La commande info permet d'accéder à une documentation souvent plus complète que man. Par contraste à man qui décrit une commande en une seule page (qui peut être très longue), info utilise l'hyper-texte afin d'autoriser une navigation dans la documentation.

Un récapitulatif des commandes sous info est obtenu en tapant ? lors de l'exécution d'info.

info info
info ls

/usr/share/doc: la documentation logicielle officielle

Lorsqu'un logiciel est installé à partir de son code source, on place généralement toute la documentation dans /usr/share/doc. Cette documentation peut-être très variée (.txt, .ps, .pdf, etc.) et ne concerne pas forcèment seulement l'utilisation de la commande.

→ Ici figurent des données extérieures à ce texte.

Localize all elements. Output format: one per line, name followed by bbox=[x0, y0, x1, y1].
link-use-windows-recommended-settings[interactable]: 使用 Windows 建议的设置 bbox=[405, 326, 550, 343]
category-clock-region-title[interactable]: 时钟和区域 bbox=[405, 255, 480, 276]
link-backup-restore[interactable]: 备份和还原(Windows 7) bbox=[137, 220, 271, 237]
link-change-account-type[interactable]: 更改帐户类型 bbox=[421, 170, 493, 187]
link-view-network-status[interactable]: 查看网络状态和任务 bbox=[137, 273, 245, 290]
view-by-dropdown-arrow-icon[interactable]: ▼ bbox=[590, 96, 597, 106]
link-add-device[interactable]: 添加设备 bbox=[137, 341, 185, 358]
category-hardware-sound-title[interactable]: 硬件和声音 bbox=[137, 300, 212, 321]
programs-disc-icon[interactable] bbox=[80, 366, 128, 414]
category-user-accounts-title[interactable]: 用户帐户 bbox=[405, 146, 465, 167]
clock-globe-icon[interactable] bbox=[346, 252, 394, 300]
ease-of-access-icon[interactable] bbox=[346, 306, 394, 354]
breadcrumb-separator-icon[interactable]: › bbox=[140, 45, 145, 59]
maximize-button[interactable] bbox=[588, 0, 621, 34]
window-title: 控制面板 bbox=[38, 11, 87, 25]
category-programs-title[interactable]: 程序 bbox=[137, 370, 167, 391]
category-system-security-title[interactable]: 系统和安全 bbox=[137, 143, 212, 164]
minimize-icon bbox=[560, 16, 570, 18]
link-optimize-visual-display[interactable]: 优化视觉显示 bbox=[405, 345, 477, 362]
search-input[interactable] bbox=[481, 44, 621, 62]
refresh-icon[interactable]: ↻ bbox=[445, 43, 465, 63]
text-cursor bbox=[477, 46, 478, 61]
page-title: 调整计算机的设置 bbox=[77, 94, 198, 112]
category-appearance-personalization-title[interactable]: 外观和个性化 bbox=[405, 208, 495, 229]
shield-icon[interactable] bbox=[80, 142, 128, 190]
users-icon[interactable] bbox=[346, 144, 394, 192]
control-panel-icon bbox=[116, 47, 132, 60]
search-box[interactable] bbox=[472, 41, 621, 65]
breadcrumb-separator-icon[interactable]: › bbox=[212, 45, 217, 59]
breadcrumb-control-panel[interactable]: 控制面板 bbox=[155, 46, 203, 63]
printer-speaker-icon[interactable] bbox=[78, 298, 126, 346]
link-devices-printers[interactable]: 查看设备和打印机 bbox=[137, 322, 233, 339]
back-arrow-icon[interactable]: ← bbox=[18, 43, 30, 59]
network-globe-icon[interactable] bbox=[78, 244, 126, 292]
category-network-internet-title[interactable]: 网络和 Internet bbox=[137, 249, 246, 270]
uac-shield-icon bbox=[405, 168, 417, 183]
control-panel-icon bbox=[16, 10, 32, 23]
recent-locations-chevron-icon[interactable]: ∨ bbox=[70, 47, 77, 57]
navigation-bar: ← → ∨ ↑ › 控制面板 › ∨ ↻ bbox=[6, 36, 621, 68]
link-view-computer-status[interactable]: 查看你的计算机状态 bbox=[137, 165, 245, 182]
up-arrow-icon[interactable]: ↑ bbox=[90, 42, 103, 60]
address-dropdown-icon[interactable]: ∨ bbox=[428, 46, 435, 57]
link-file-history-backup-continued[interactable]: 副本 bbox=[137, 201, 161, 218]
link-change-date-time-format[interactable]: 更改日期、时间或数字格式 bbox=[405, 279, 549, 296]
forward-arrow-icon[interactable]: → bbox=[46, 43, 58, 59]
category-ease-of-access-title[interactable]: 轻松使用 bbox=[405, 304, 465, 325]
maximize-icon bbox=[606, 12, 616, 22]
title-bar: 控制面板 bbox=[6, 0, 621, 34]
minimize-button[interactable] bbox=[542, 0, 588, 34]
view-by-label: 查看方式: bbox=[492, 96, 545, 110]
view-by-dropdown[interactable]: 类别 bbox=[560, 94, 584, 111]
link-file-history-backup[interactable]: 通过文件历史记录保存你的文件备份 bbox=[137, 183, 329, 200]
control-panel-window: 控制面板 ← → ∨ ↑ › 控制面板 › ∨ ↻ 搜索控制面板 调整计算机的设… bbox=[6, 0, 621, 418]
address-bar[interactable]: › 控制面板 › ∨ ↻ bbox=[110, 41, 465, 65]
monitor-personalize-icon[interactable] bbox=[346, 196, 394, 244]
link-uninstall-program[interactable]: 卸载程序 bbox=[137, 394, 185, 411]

Howto sur http://www.tldp.org

Outre les différents forums existant sur le Net et les recherches Google, il existe un site très intéressant qui regroupe des documentations sur la mise en place de logiciels ou de série de logiciels. The Linux Documentation Projet regroupe des contributions variées allant de l'utilisation d'une souris à la mise en place de réseaux complexes (firewall, haute performance, etc.). Ces documentations sont éditées sous une license GNU.